Meses antes de terminar Cem Anos de Solidão, Gabriel García Márquez amargava sérias dúvidas sobre a qualidade de um romance que se tornaria um clássico da literatura. "Quando li o que tinha escrito", confessou por carta a um amigo, "tive a desmoralizante impressão de estar metido numa aventura que tanto podia ser afortunada quanto catastrófica". Algo pouco conhecido é que García Márquez publicou sete capítulos de Cem Anos de Solidão para aplacar essas dúvidas. E fez isso antes de acabar o livro (o que aconteceu em agosto de 1966) e de assinar o contrato com a Editorial Sudamericana, que firmou em 10 de setembro do mesmo ano. A obra foi lançada em 30 de maio de 1967. Na próxima terça-feira fará 50 anos.
Os sete capítulos foram publicados em jornais e revistas que circulavam em mais de 20 países. Representam mais de um terço do livro, que ao todo tem 20 capítulos. Nem sequer há cópias deles no arquivo pessoal de García Márquez no Harry Ransom Center, no Texas, que abriga seu legado. Para encontrar seu rastro é preciso percorrer bibliotecas na França, Estados Unidos, Colômbia e Espanha.
Os capítulos caíram no esquecimento porque se acreditava que eram idênticos aos publicados na primeira edição, de 1967, do livro. Só que a comparação das versões revela outra realidade. Desde a primeira página há mudanças na linguagem, na estrutura e na descrição dos personagens. Isso dá aos capítulos esquecidos grande valor literário para entender como a obra foi escrita. García Márquez afirmou que tinha queimado as notas e os manuscritos preparatórios depois de receber a primeira cópia do livro.
Também há modificações importantes na estrutura geral do livro. Por exemplo, na edição de 1967, a ação destruidora dos cupins, que anuncia o declínio da casa da família Buendía, é descrita mais para o final da obra. Mas na versão de El Espectador, "o cupim minava os alicerces da casa" desde o primeiro capítulo. Referências tão no começo aos insetos davam dramaticidade à futura decadência da casa.
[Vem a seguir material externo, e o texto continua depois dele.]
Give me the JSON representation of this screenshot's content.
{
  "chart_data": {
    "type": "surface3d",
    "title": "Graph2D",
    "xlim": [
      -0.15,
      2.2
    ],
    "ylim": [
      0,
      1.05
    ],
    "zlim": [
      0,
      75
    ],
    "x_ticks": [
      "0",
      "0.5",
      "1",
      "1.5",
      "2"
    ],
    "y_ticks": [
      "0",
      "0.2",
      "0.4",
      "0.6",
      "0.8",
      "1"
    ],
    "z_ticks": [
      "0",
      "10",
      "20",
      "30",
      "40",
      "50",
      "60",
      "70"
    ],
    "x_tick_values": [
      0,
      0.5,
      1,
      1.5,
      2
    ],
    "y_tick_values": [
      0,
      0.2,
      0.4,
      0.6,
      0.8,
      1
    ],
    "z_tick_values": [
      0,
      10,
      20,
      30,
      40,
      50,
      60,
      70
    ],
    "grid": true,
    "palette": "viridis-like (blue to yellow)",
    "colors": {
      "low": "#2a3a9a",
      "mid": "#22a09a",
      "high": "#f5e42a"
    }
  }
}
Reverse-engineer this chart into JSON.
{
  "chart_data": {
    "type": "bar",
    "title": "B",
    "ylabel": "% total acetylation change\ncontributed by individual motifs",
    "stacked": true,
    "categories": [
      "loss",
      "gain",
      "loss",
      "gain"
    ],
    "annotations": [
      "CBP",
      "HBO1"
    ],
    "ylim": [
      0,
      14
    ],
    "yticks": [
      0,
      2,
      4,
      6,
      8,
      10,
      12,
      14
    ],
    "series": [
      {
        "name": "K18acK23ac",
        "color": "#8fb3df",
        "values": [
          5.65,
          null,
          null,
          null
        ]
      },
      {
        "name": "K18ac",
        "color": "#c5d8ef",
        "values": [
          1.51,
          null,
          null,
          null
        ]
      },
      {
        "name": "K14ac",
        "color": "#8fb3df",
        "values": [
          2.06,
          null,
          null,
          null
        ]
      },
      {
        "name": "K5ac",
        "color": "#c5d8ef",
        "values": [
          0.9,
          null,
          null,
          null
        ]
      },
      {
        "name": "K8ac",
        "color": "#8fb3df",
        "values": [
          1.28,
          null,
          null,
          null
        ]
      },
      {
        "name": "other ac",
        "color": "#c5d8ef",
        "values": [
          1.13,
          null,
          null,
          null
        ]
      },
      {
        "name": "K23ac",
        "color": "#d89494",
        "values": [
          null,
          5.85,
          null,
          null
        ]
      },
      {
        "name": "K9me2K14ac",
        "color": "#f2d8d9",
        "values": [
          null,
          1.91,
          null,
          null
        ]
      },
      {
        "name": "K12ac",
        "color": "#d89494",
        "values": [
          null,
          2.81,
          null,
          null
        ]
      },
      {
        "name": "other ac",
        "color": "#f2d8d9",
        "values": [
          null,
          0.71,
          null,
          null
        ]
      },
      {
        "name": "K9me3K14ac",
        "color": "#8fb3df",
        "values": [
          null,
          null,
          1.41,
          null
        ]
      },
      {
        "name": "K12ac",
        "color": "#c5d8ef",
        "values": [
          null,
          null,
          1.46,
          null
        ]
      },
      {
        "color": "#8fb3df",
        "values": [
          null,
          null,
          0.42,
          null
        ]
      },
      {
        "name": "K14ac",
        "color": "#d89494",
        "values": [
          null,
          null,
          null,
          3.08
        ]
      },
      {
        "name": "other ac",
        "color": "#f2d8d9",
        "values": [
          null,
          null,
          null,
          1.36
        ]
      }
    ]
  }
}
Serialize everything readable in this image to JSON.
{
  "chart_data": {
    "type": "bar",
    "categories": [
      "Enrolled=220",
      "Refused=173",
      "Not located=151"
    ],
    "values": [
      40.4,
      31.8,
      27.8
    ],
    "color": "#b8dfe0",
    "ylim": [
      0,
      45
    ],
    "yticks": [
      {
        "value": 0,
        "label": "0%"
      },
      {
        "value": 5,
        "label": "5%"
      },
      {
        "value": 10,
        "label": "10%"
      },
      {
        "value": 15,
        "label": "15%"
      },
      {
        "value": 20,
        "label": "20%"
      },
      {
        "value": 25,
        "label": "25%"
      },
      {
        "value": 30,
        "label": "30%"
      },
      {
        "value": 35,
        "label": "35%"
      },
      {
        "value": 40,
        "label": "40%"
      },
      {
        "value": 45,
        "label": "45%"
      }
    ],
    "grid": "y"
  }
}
Na edição definitiva, Macondo é um povoado isolado da civilização, com localização exata desconhecida. Ao contrário, no capítulo de El Espectador, Macondo é localizada com facilidade, pois fazia fronteira "a Oeste com as dunas do rio La Magdalena", na Colômbia. García Márquez suprimiu esse e outros detalhes sobre a localização precisa da cidadezinha para criar no leitor a impressão de que poderia ser um lugarejo típico de qualquer país latino-americano.
O capítulo seguinte que García Márquez testou com os leitores saiu na revista Mundo Nuevo em agosto de 1966. Publicada em Paris, essa revista se tornou a principal vitrine da literatura do boom latino-americano. Seus 6.000 exemplares mensais eram vendidos em 22 países, incluindo Estados Unidos, Holanda, Espanha, Portugal e quase toda a América Latina. Nesse capítulo encontrei 51 diferenças em relação à edição final. Por exemplo, José Arcadio, cuja mãe, Úrsula, temia que nascesse com rabo de porco, veio ao mundo como "um filho saudável", ao passo que na edição final o autor aumenta a dramaticidade ao escrever: "Deu à luz um filho com todas as suas partes humanas".